Z Wikiźródeł, wolnej biblioteki
Ta strona została uwierzytelniona.

— A! pisał tak do mnie madrygały, jak dziś do Poisson, której ma być wielbicielem rozkochanym! — roześmiała się królowa.
— Prawdziwie wdzięczni jej być powinniśmy, — rzekł król — iż go sobie zabrała.
— Tak, lecz jeżeli potrafi go nauczyć zabawiać króla, a dowcipem swoim rozpędzi jego nudy, może z łatwością nabyć wpływu na umysł królewski.
— O! — przerwał Leszczyński — samaś mi tyle razy zaręczała za religijne męża usposobienie, za gorliwość jego w rzeczach wiary, iż ja się w nim ostygnięcia, apostazji nie boję.
— W głębi duszy pozostanie wiernym Bogu, — dodała królowa — ale chwilowo może pobłażliwym być dla nieprzyjaciół jego.

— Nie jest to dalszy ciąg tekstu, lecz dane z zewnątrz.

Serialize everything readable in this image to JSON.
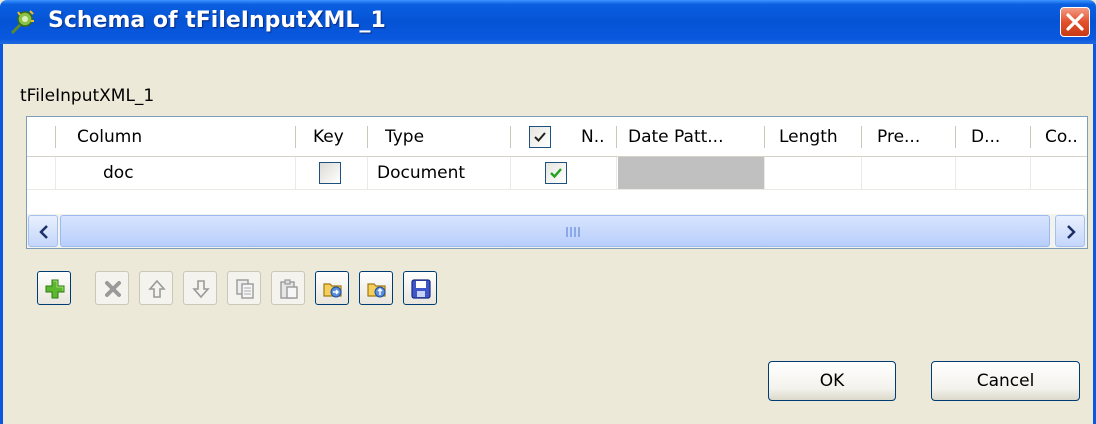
{
  "window": {
    "title": "Schema of tFileInputXML_1",
    "component_label": "tFileInputXML_1"
  },
  "table": {
    "headers": {
      "column": "Column",
      "key": "Key",
      "type": "Type",
      "nullable": "N..",
      "date_pattern": "Date Patt...",
      "length": "Length",
      "precision": "Pre...",
      "default": "D...",
      "comment": "Co.."
    },
    "rows": [
      {
        "column": "doc",
        "key": false,
        "type": "Document",
        "nullable": true,
        "date_pattern": "",
        "length": "",
        "precision": "",
        "default": "",
        "comment": ""
      }
    ]
  },
  "toolbar": {
    "buttons": [
      {
        "name": "add-button",
        "icon": "plus-icon",
        "enabled": true
      },
      {
        "name": "remove-button",
        "icon": "x-icon",
        "enabled": false
      },
      {
        "name": "move-up-button",
        "icon": "arrow-up-icon",
        "enabled": false
      },
      {
        "name": "move-down-button",
        "icon": "arrow-down-icon",
        "enabled": false
      },
      {
        "name": "copy-button",
        "icon": "copy-icon",
        "enabled": false
      },
      {
        "name": "paste-button",
        "icon": "paste-icon",
        "enabled": false
      },
      {
        "name": "import-button",
        "icon": "import-folder-icon",
        "enabled": true
      },
      {
        "name": "export-button",
        "icon": "export-folder-icon",
        "enabled": true
      },
      {
        "name": "save-button",
        "icon": "save-icon",
        "enabled": true
      }
    ]
  },
  "buttons": {
    "ok": "OK",
    "cancel": "Cancel"
  },
  "colors": {
    "titlebar": "#0553d5",
    "close_button": "#e2512c",
    "dialog_bg": "#ece9d8",
    "check_green": "#21a121"
  }
}
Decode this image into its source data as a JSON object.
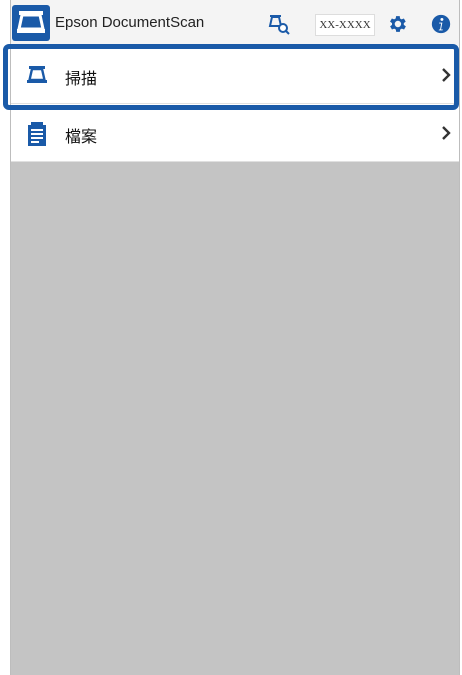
{
  "app": {
    "title": "Epson DocumentScan"
  },
  "toolbar": {
    "scanner_name": "XX-XXXX",
    "icons": [
      "scanner-search-icon",
      "gear-icon",
      "info-icon"
    ]
  },
  "menu": {
    "items": [
      {
        "label": "掃描",
        "icon": "scan-icon",
        "chevron": "chevron-right-icon"
      },
      {
        "label": "檔案",
        "icon": "document-icon",
        "chevron": "chevron-right-icon"
      }
    ]
  },
  "colors": {
    "accent": "#1a5aa8",
    "titlebar_bg": "#f4f4f4",
    "content_bg": "#c4c4c4"
  }
}
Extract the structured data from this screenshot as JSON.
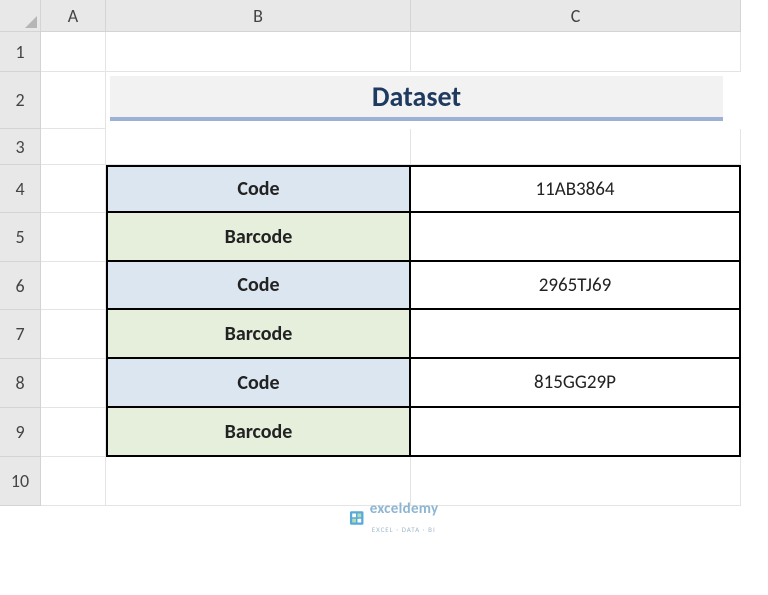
{
  "columns": [
    "A",
    "B",
    "C"
  ],
  "rows": [
    "1",
    "2",
    "3",
    "4",
    "5",
    "6",
    "7",
    "8",
    "9",
    "10"
  ],
  "title": "Dataset",
  "table": {
    "r4": {
      "label": "Code",
      "value": "11AB3864"
    },
    "r5": {
      "label": "Barcode",
      "value": ""
    },
    "r6": {
      "label": "Code",
      "value": "2965TJ69"
    },
    "r7": {
      "label": "Barcode",
      "value": ""
    },
    "r8": {
      "label": "Code",
      "value": "815GG29P"
    },
    "r9": {
      "label": "Barcode",
      "value": ""
    }
  },
  "watermark": {
    "brand": "exceldemy",
    "tagline": "EXCEL · DATA · BI"
  }
}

O syna nie lękam się wcale; tego niewzruszonej mocy duszy nic zachwiać nie potrafi.
— A córki? — wtrącił król.
Smutnie jakoś ściągnęły się usta Marji. Przypomnienie bolesne wywołało dreszcz, od którego wstrząsnęła się cała.
— Słyszałeś, jakie im ponadawał imiona? — zawołała z boleścią.
— Imiona? — podchwycił Leszczyński z podziwieniem.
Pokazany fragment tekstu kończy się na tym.